Yeah, depressing, isn't it? That's this novel. The whole time, Pat Peoples is just looking to reconcile with his wife, the woman who he wants to treat better, love better, who he wants to impress by bettering himself, but guess what? That woman, that mean, abandoning woman ... she doesn't love him. And she never will. As the reader, you can guess that from the moment the book starts. Pat views his life as a movie, and hey ... all movies have to have happy endings, right? Wrong. He's so pathetically, yet romantically, yet incessantly obsessed with getting this woman back, that the rest of the world stops to make it happen, but yes, we as pessimistic readers, we know ... hey buddy ... it's never going to happen.

This book has themes of life and fairy-tale endings, of reality, of pessimism vs. optimism  of knowing that to live is just to move on. At one point, Pat writes to God that it's so great he sent Jesus down here to teach us about miracles, "because the possibility of miracles happening keeps a lot of people moving forward down here." Then on Christmas, what shattered his hopes of a happy-ending, really allowed him to experience a new kind of miracle he didn't know he wanted. But hey, according to his friend Danny "Miracles happen on Christmas, Pat. Everyone knows that shit."

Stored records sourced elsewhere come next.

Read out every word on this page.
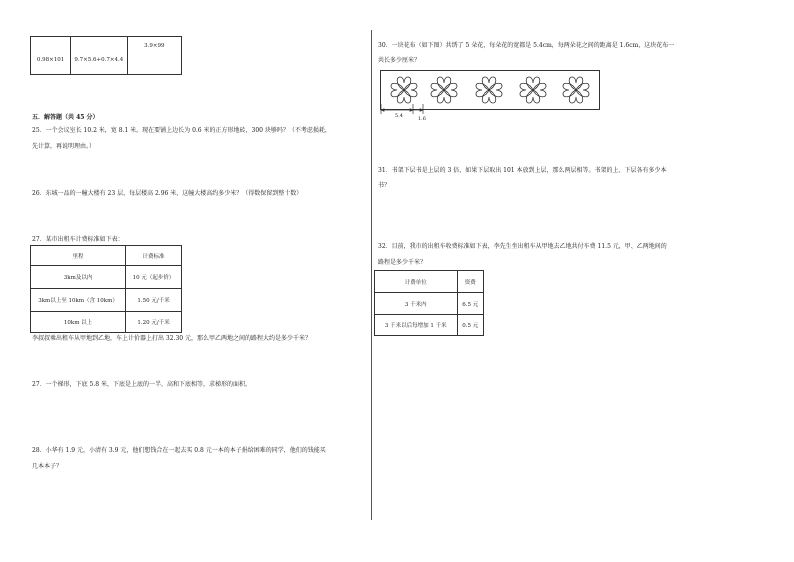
0.98×101	9.7×5.6+0.7×4.4	3.9×99
五．解答题（共 45 分）
25．一个会议室长 10.2 米，宽 8.1 米。现在要铺上边长为 0.6 米的正方形地砖，300 块够吗？（不考虑损耗，
先计算，再说明理由。）
26．东城一品的一幢大楼有 23 层，每层楼高 2.96 米，这幢大楼高约多少米？（得数保留到整十数）
27．某市出租车计费标准如下表：
里程	计费标准
3km及以内	10 元（起步价）
3km以上至 10km（含 10km）	1.50 元/千米
10km 以上	1.20 元/千米
李叔叔乘出租车从甲地到乙地，车上计价器上打出 32.30 元，那么甲乙两地之间的路程大约是多少千米？
27．一个梯形，下底 5.8 米，下底是上底的一半，高和下底相等，求梯形的面积。
28．小华有 1.9 元，小清有 3.9 元，他们想钱合在一起去买 0.8 元一本的本子捐给困难的同学，他们的钱能买
几本本子？
30．一块花布（如下图）共绣了 5 朵花，每朵花的宽都是 5.4cm，每两朵花之间的距离是 1.6cm，这块花布一
共长多少厘米？
5.4	1.6
31．书架下层书是上层的 3 倍，如果下层取出 101 本放到上层，那么两层相等。书架的上、下层各有多少本
书？
32．目前，我市的出租车收费标准如下表，李先生坐出租车从甲地去乙地共付车费 11.5 元，甲、乙两地间的
路程是多少千米？
计费单位	资费
3 千米内	6.5 元
3 千米以后每增加 1 千米	0.5 元
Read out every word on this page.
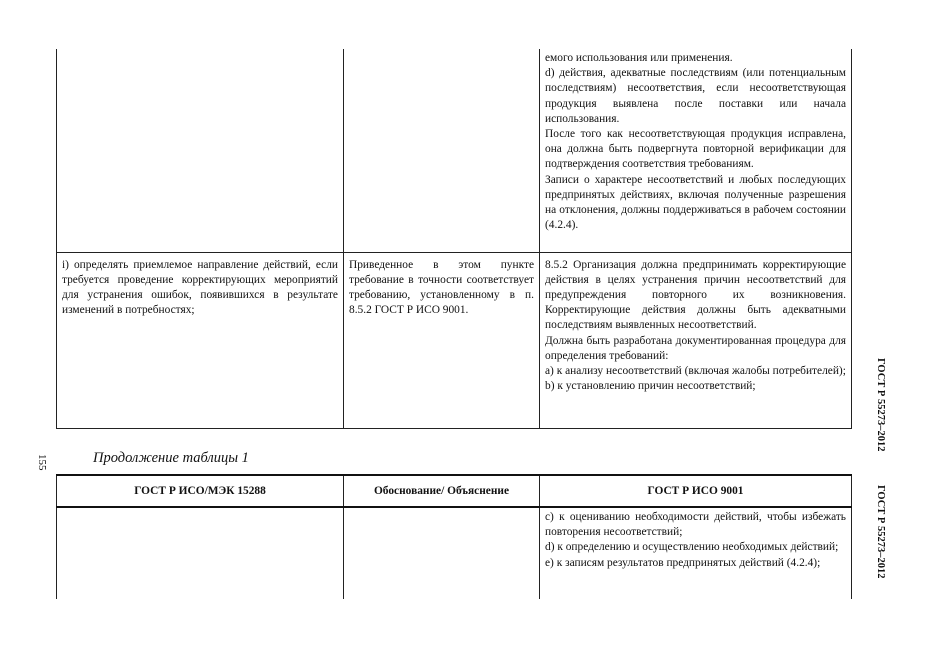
		емого использования или применения.
d) действия, адекватные последствиям (или потенциальным последствиям) несоответствия, если несоответствующая продукция выявлена после поставки или начала использования.
После того как несоответствующая продукция исправлена, она должна быть подвергнута повторной верификации для подтверждения соответствия требованиям.
Записи о характере несоответствий и любых последующих предпринятых действиях, включая полученные разрешения на отклонения, должны поддерживаться в рабочем состоянии (4.2.4).

i) определять приемлемое направление действий, если требуется проведение корректирующих мероприятий для устранения ошибок, появившихся в результате изменений в потребностях;	Приведенное в этом пункте требование в точности соответствует требованию, установленному в п. 8.5.2 ГОСТ Р ИСО 9001.	8.5.2 Организация должна предпринимать корректирующие действия в целях устранения причин несоответствий для предупреждения повторного их возникновения. Корректирующие действия должны быть адекватными последствиям выявленных несоответствий.
Должна быть разработана документированная процедура для определения требований:
a) к анализу несоответствий (включая жалобы потребителей);
b) к установлению причин несоответствий;
155	Продолжение таблицы 1
ГОСТ Р ИСО/МЭК 15288	Обоснование/ Объяснение	ГОСТ Р ИСО 9001

		c) к оцениванию необходимости действий, чтобы избежать повторения несоответствий;
d) к определению и осуществлению необходимых действий;
e) к записям результатов предпринятых действий (4.2.4);
ГОСТ Р 55273–2012
ГОСТ Р 55273–2012
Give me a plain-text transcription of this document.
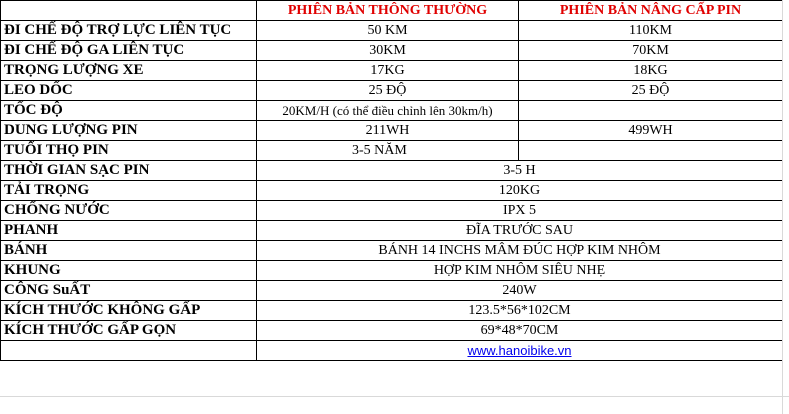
	PHIÊN BẢN THÔNG THƯỜNG	PHIÊN BẢN NÂNG CẤP PIN
ĐI CHẾ ĐỘ TRỢ LỰC LIÊN TỤC	50 KM	110KM
ĐI CHẾ ĐỘ GA LIÊN TỤC	30KM	70KM
TRỌNG LƯỢNG XE	17KG	18KG
LEO DỐC	25 ĐỘ	25 ĐỘ
TỐC ĐỘ	20KM/H (có thể điều chỉnh lên 30km/h)	
DUNG LƯỢNG PIN	211WH	499WH
TUỔI THỌ PIN	3-5 NĂM	
THỜI GIAN SẠC PIN	3-5 H	
TẢI TRỌNG	120KG	
CHỐNG NƯỚC	IPX 5	
PHANH	ĐĨA TRƯỚC SAU	
BÁNH	BÁNH 14 INCHS MÂM ĐÚC HỢP KIM NHÔM	
KHUNG	HỢP KIM NHÔM SIÊU NHẸ	
CÔNG SuẤT	240W	
KÍCH THƯỚC KHÔNG GẤP	123.5*56*102CM	
KÍCH THƯỚC GẤP GỌN	69*48*70CM	
	www.hanoibike.vn	
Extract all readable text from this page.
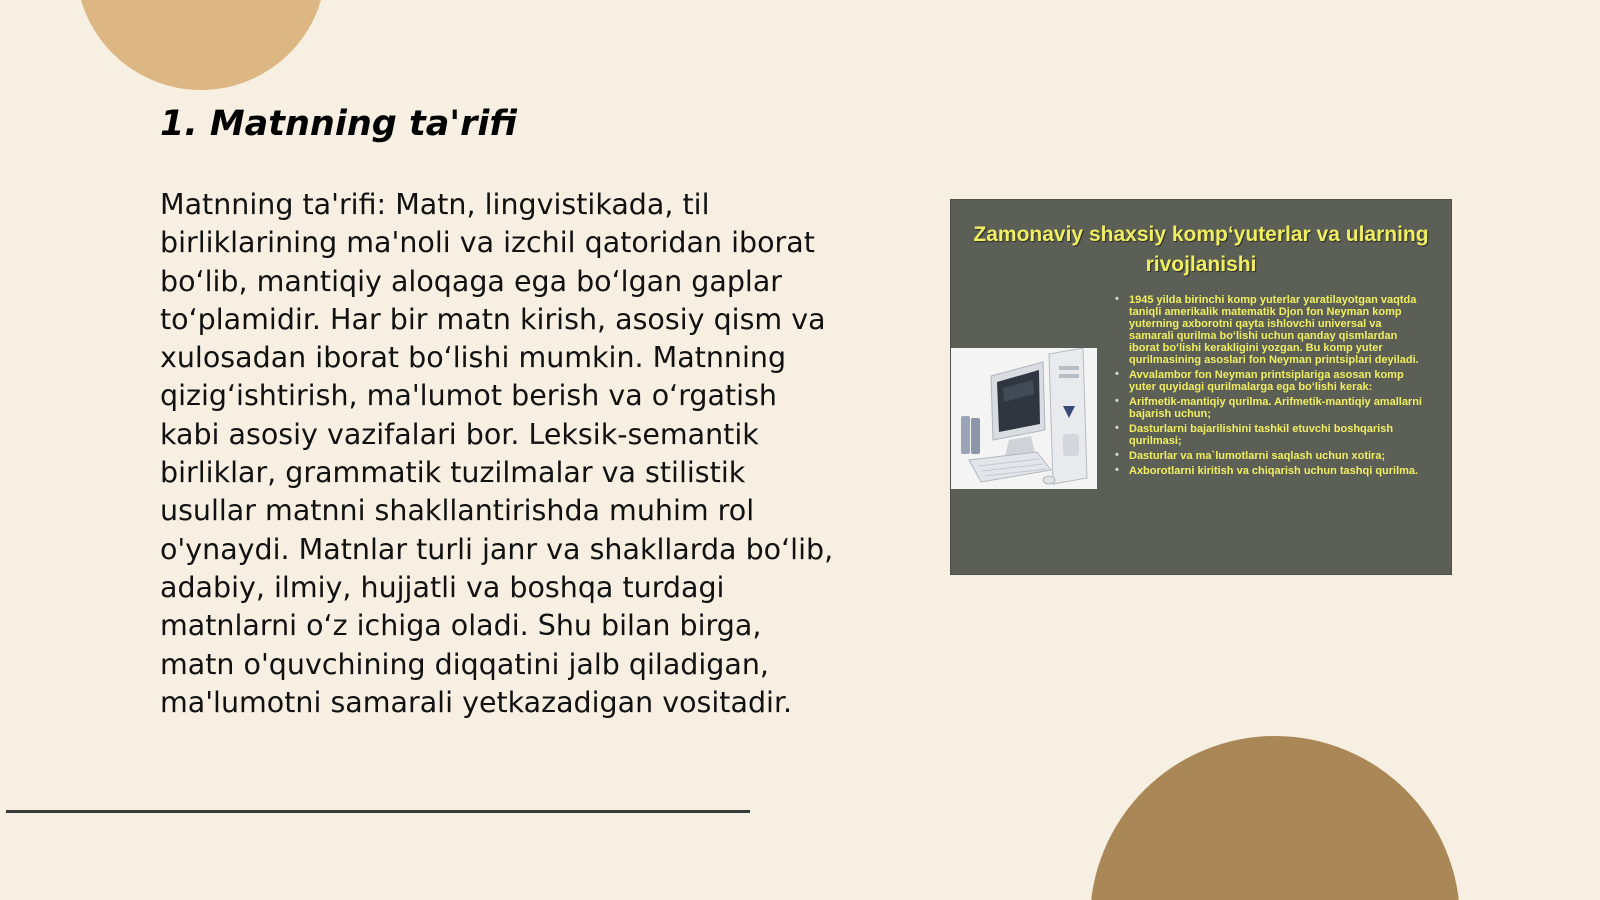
1. Matnning ta'rifi

Matnning ta'rifi: Matn, lingvistikada, til birliklarining ma'noli va izchil qatoridan iborat boʻlib, mantiqiy aloqaga ega boʻlgan gaplar toʻplamidir. Har bir matn kirish, asosiy qism va xulosadan iborat boʻlishi mumkin. Matnning qizigʻishtirish, ma'lumot berish va oʻrgatish kabi asosiy vazifalari bor. Leksik-semantik birliklar, grammatik tuzilmalar va stilistik usullar matnni shakllantirishda muhim rol o'ynaydi. Matnlar turli janr va shakllarda boʻlib, adabiy, ilmiy, hujjatli va boshqa turdagi matnlarni oʻz ichiga oladi. Shu bilan birga, matn o'quvchining diqqatini jalb qiladigan, ma'lumotni samarali yetkazadigan vositadir.

Zamonaviy shaxsiy kompʻyuterlar va ularning rivojlanishi
• 1945 yilda birinchi komp yuterlar yaratilayotgan vaqtda taniqli amerikalik matematik Djon fon Neyman komp yuterning axborotni qayta ishlovchi universal va samarali qurilma boʻlishi uchun qanday qismlardan iborat boʻlishi kerakligini yozgan. Bu komp yuter qurilmasining asoslari fon Neyman printsiplari deyiladi.
• Avvalambor fon Neyman printsiplariga asosan komp yuter quyidagi qurilmalarga ega boʻlishi kerak:
• Arifmetik-mantiqiy qurilma. Arifmetik-mantiqiy amallarni bajarish uchun;
• Dasturlarni bajarilishini tashkil etuvchi boshqarish qurilmasi;
• Dasturlar va ma`lumotlarni saqlash uchun xotira;
• Axborotlarni kiritish va chiqarish uchun tashqi qurilma.
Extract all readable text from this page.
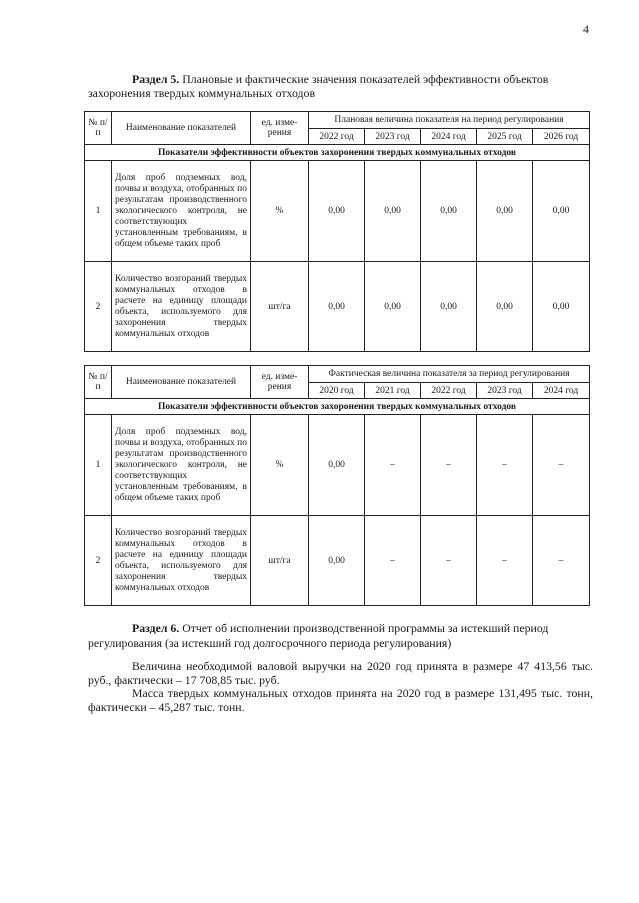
4
Раздел 5. Плановые и фактические значения показателей эффективности объектов захоронения твердых коммунальных отходов
№ п/п	Наименование показателей	ед. изме-рения	Плановая величина показателя на период регулирования				
			2022 год	2023 год	2024 год	2025 год	2026 год
Показатели эффективности объектов захоронения твердых коммунальных отходов							
1	Доля проб подземных вод, почвы и воздуха, отобранных по результатам производственного экологического контроля, не соответствующих установленным требованиям, в общем объеме таких проб	%	0,00	0,00	0,00	0,00	0,00
2	Количество возгораний твердых коммунальных отходов в расчете на единицу площади объекта, используемого для захоронения твердых коммунальных отходов	шт/га	0,00	0,00	0,00	0,00	0,00
№ п/п	Наименование показателей	ед. изме-рения	Фактическая величина показателя за период регулирования				
			2020 год	2021 год	2022 год	2023 год	2024 год
Показатели эффективности объектов захоронения твердых коммунальных отходов							
1	Доля проб подземных вод, почвы и воздуха, отобранных по результатам производственного экологического контроля, не соответствующих установленным требованиям, в общем объеме таких проб	%	0,00	–	–	–	–
2	Количество возгораний твердых коммунальных отходов в расчете на единицу площади объекта, используемого для захоронения твердых коммунальных отходов	шт/га	0,00	–	–	–	–
Раздел 6. Отчет об исполнении производственной программы за истекший период регулирования (за истекший год долгосрочного периода регулирования)
Величина необходимой валовой выручки на 2020 год принята в размере 47 413,56 тыс. руб., фактически – 17 708,85 тыс. руб.
Масса твердых коммунальных отходов принята на 2020 год в размере 131,495 тыс. тонн, фактически – 45,287 тыс. тонн.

Life is funny. What Pat Peoples thought he wanted, was not what he needed. Who he needed was the crazy-ass woman across the street who through her own incredibly messed up ways, tried to end the move going on in Pat's head ... she tried to let him know that there was a silver lining to his life ... but it couldn't be reached until he let go of that pit in his stomach that represented a past love. A love that no longer wanted him.

Love is harsh. Life is harsh. The people that love us often don't understand us, but they stick by us anyway. But really ... to be happy, to embrace the "silver linings" in life, we must move on and recognize that maybe the best thing we have is loving that one person who is just as crazy as us, and needs us just as badly as we need them. Read it, and let me know if you agree.



Love doesn't hurt. It gives us scars that we have to forget in order to move on and try all over again.